I have a LinearRegression model which does a moderate job at predicting total applications received for college courses prior to them starting.
I felt the accuracy could be improved by adding PolynomialFeatures as often the rate of applications per day decreases we approach the start date.
My data is processed into array where I am trying to predict '0' value. Here is an example with some fake data. The features are negative numbers that represent days until course starts.
------ ------ ------ ----- ---- ---- ----
| -300 | -299 | -298 | ... | -2 | -1 | 0 |
------ ------ ------ ----- ---- ---- ----
| 5 | 5 | 6 | ... | 45 | 46 | 49 |
| 1 | 2 | 2 | ... | 51 | 51 | 52 |
------ ------ ------ ----- ---- ---- ----
My original code looks like this:
# Define X and y for model training
X = np.array(df.drop(columns='0'))
y = np.array(df['0'])
# Train model with data test train split
x_train, x_test, y_train, y_test = sklearn.model_selection.train_test_split(X, y, test_size = 0.2)
# Invoke linear regression model
linear = linear_model.LinearRegression()
# Fit the model
linear.fit(x_train, y_train)
# Record accuracy score
accuracy = linear.score(x_test, y_test)
Using an online tutorial i have updated my code to look like this.

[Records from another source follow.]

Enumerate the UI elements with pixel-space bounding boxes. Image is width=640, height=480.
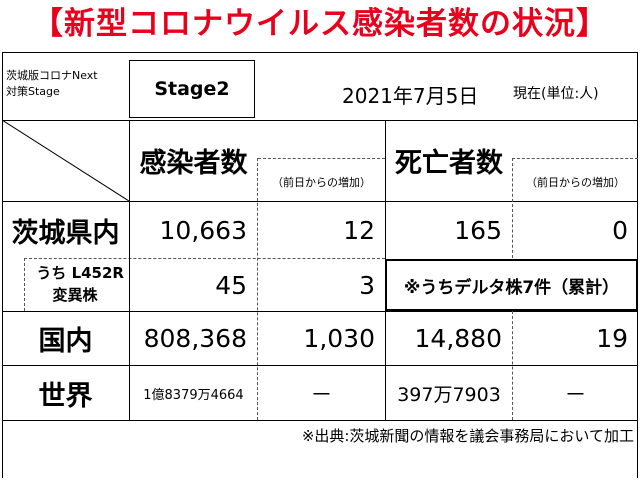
page-title: 【新型コロナウイルス感染者数の状況】 bbox=[32, 6, 608, 42]
world-deaths: 397万7903 bbox=[397, 383, 501, 406]
col-infected: 感染者数 bbox=[139, 147, 248, 179]
stage-box bbox=[129, 60, 255, 118]
stage-value: Stage2 bbox=[154, 78, 230, 100]
domestic-deaths-increase: 19 bbox=[596, 324, 628, 353]
variant-infected: 45 bbox=[215, 270, 247, 300]
variant-label-line2: 変異株 bbox=[52, 286, 98, 304]
stage-label-line1: 茨城版コロナNext bbox=[6, 69, 98, 82]
stage-label: 茨城版コロナNext 対策Stage bbox=[6, 68, 130, 100]
row-label-domestic: 国内 bbox=[38, 326, 93, 357]
col-deaths-increase: （前日からの増加） bbox=[526, 176, 625, 189]
source-note: ※出典:茨城新聞の情報を議会事務局において加工 bbox=[301, 427, 634, 445]
world-deaths-increase: － bbox=[564, 383, 587, 408]
ibaraki-deaths: 165 bbox=[454, 215, 502, 245]
diagonal-divider bbox=[2, 120, 130, 202]
domestic-infected: 808,368 bbox=[143, 324, 247, 353]
delta-note-box bbox=[385, 259, 638, 311]
row-label-world: 世界 bbox=[38, 380, 93, 412]
row-label-variant: うち L452R 変異株 bbox=[26, 262, 128, 306]
ibaraki-infected-increase: 12 bbox=[343, 215, 375, 245]
world-infected: 1億8379万4664 bbox=[143, 387, 244, 403]
world-infected-increase: － bbox=[310, 383, 333, 408]
col-deaths: 死亡者数 bbox=[395, 147, 503, 179]
row-label-ibaraki: 茨城県内 bbox=[11, 217, 120, 249]
unit-note: 現在(単位:人) bbox=[513, 86, 599, 102]
variant-infected-increase: 3 bbox=[359, 270, 375, 300]
col-infected-increase: （前日からの増加） bbox=[272, 176, 371, 189]
delta-note: ※うちデルタ株7件（累計） bbox=[403, 277, 620, 298]
domestic-infected-increase: 1,030 bbox=[303, 324, 375, 353]
ibaraki-deaths-increase: 0 bbox=[612, 215, 628, 245]
stage-label-line2: 対策Stage bbox=[6, 85, 60, 98]
domestic-deaths: 14,880 bbox=[414, 324, 502, 353]
report-date: 2021年7月5日 bbox=[342, 84, 479, 108]
ibaraki-infected: 10,663 bbox=[159, 215, 247, 245]
variant-label-line1: うち L452R bbox=[36, 264, 124, 282]
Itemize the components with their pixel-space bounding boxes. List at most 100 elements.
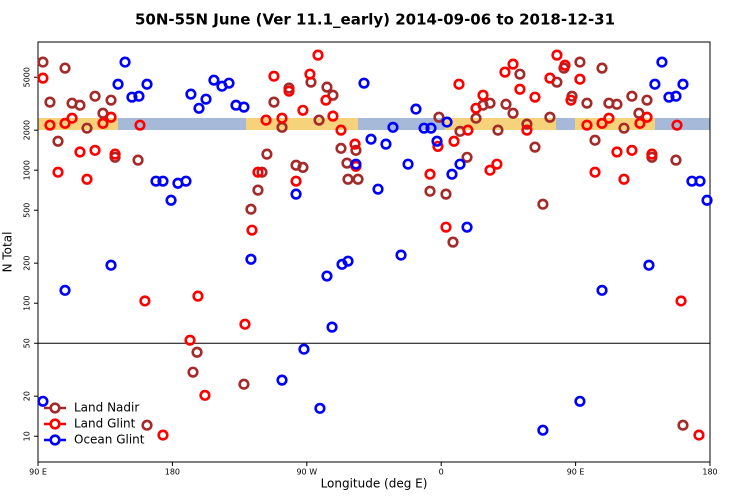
- point: [618, 173, 630, 185]
- point: [461, 221, 473, 233]
- point: [574, 56, 586, 68]
- point: [314, 402, 326, 414]
- point: [693, 429, 705, 441]
- point: [544, 72, 556, 84]
- point: [529, 91, 541, 103]
- point: [649, 78, 661, 90]
- point: [574, 73, 586, 85]
- point: [521, 124, 533, 136]
- point: [544, 111, 556, 123]
- point: [440, 188, 452, 200]
- point: [425, 122, 437, 134]
- point: [97, 117, 109, 129]
- point: [402, 158, 414, 170]
- point: [342, 173, 354, 185]
- point: [701, 194, 713, 206]
- point: [634, 117, 646, 129]
- y-tick-label: 100: [23, 296, 32, 311]
- y-tick-label: 20: [23, 391, 32, 401]
- point: [596, 117, 608, 129]
- point: [663, 91, 675, 103]
- legend-label: Land Nadir: [74, 401, 139, 415]
- point: [59, 284, 71, 296]
- point: [484, 164, 496, 176]
- y-tick-label: 1000: [23, 160, 32, 180]
- point: [431, 135, 443, 147]
- point: [514, 83, 526, 95]
- point: [335, 142, 347, 154]
- point: [320, 94, 332, 106]
- point: [132, 154, 144, 166]
- point: [141, 419, 153, 431]
- legend-marker: [49, 418, 61, 430]
- point: [238, 378, 250, 390]
- plot-frame: [37, 41, 711, 463]
- point: [105, 94, 117, 106]
- point: [643, 259, 655, 271]
- point: [89, 90, 101, 102]
- point: [268, 96, 280, 108]
- point: [239, 318, 251, 330]
- point: [200, 93, 212, 105]
- point: [321, 270, 333, 282]
- point: [283, 85, 295, 97]
- point: [484, 97, 496, 109]
- x-tick-label: 180: [702, 468, 717, 477]
- point: [671, 119, 683, 131]
- point: [447, 236, 459, 248]
- point: [492, 124, 504, 136]
- point: [677, 419, 689, 431]
- point: [276, 112, 288, 124]
- point: [37, 395, 49, 407]
- y-tick-label: 500: [23, 203, 32, 218]
- point: [276, 374, 288, 386]
- point: [441, 116, 453, 128]
- point: [191, 346, 203, 358]
- point: [180, 175, 192, 187]
- y-tick-label: 5000: [23, 67, 32, 87]
- point: [589, 166, 601, 178]
- x-tick-label: 90 W: [296, 468, 317, 477]
- point: [66, 112, 78, 124]
- point: [141, 78, 153, 90]
- point: [52, 135, 64, 147]
- x-tick-label: 0: [439, 468, 444, 477]
- point: [185, 88, 197, 100]
- point: [641, 111, 653, 123]
- point: [327, 89, 339, 101]
- point: [252, 184, 264, 196]
- point: [380, 138, 392, 150]
- x-tick-label: 180: [165, 468, 180, 477]
- point: [313, 114, 325, 126]
- point: [157, 175, 169, 187]
- y-axis-label: N Total: [1, 232, 15, 273]
- point: [477, 89, 489, 101]
- x-axis-label: Longitude (deg E): [321, 477, 428, 491]
- point: [372, 183, 384, 195]
- point: [256, 166, 268, 178]
- point: [454, 158, 466, 170]
- point: [37, 56, 49, 68]
- point: [670, 90, 682, 102]
- legend-marker: [49, 434, 61, 446]
- point: [44, 96, 56, 108]
- point: [358, 77, 370, 89]
- point: [500, 98, 512, 110]
- point: [208, 74, 220, 86]
- point: [670, 154, 682, 166]
- point: [105, 111, 117, 123]
- point: [365, 133, 377, 145]
- point: [350, 158, 362, 170]
- point: [119, 56, 131, 68]
- point: [446, 168, 458, 180]
- point: [44, 119, 56, 131]
- point: [290, 188, 302, 200]
- point: [245, 203, 257, 215]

# Define X and y for model training
X = np.array(df.drop(columns='0'))
y = np.array(df['0'])
poly_reg = PolynomialFeatures(degree=2)
X_poly = poly_reg.fit_transform(X)
poly_reg.fit(X_poly,y)
# Train model with data test train split
x_train, x_test, y_train, y_test = sklearn.model_selection.train_test_split(X_poly, y, test_size = 0.2)
# Invoke linear regression model
linear = linear_model.LinearRegression()
# Fit the model
linear.fit(x_train, y_train)
# Record accuracy score
accuracy = linear.score(x_test, y_test)
I save the model with pickle, then load it and use predict, X here is the array of the data I am looking to input into the model.
# Convert data to an array
X = np.array(df)
# Calculate prediction
prediction = linear.predict(X)
The issue is I am not sure I am doing this correctly. And whether or not the input data should be passed to .predict in this way.
Any comments would be welcomed.
CodePudding user response:
You cannot simply pass your features X
to the model as they need to be transformed into polynomial features first.
However, by using scikit-learn pipeline
, you can combine the PolynomialFeatures
and LinearRegression
steps. With this solution you will be able to pass directly your features X
to the model.
As follows:
from sklearn.preprocessing import PolynomialFeatures
from sklearn.linear_model import LinearRegression
from sklearn.pipeline import make_pipeline
from sklearn.datasets import make_regression
X, y = make_regression()
model = make_pipeline(PolynomialFeatures(degree=2), LinearRegression())
model.fit(X, y)
model.score(X, y)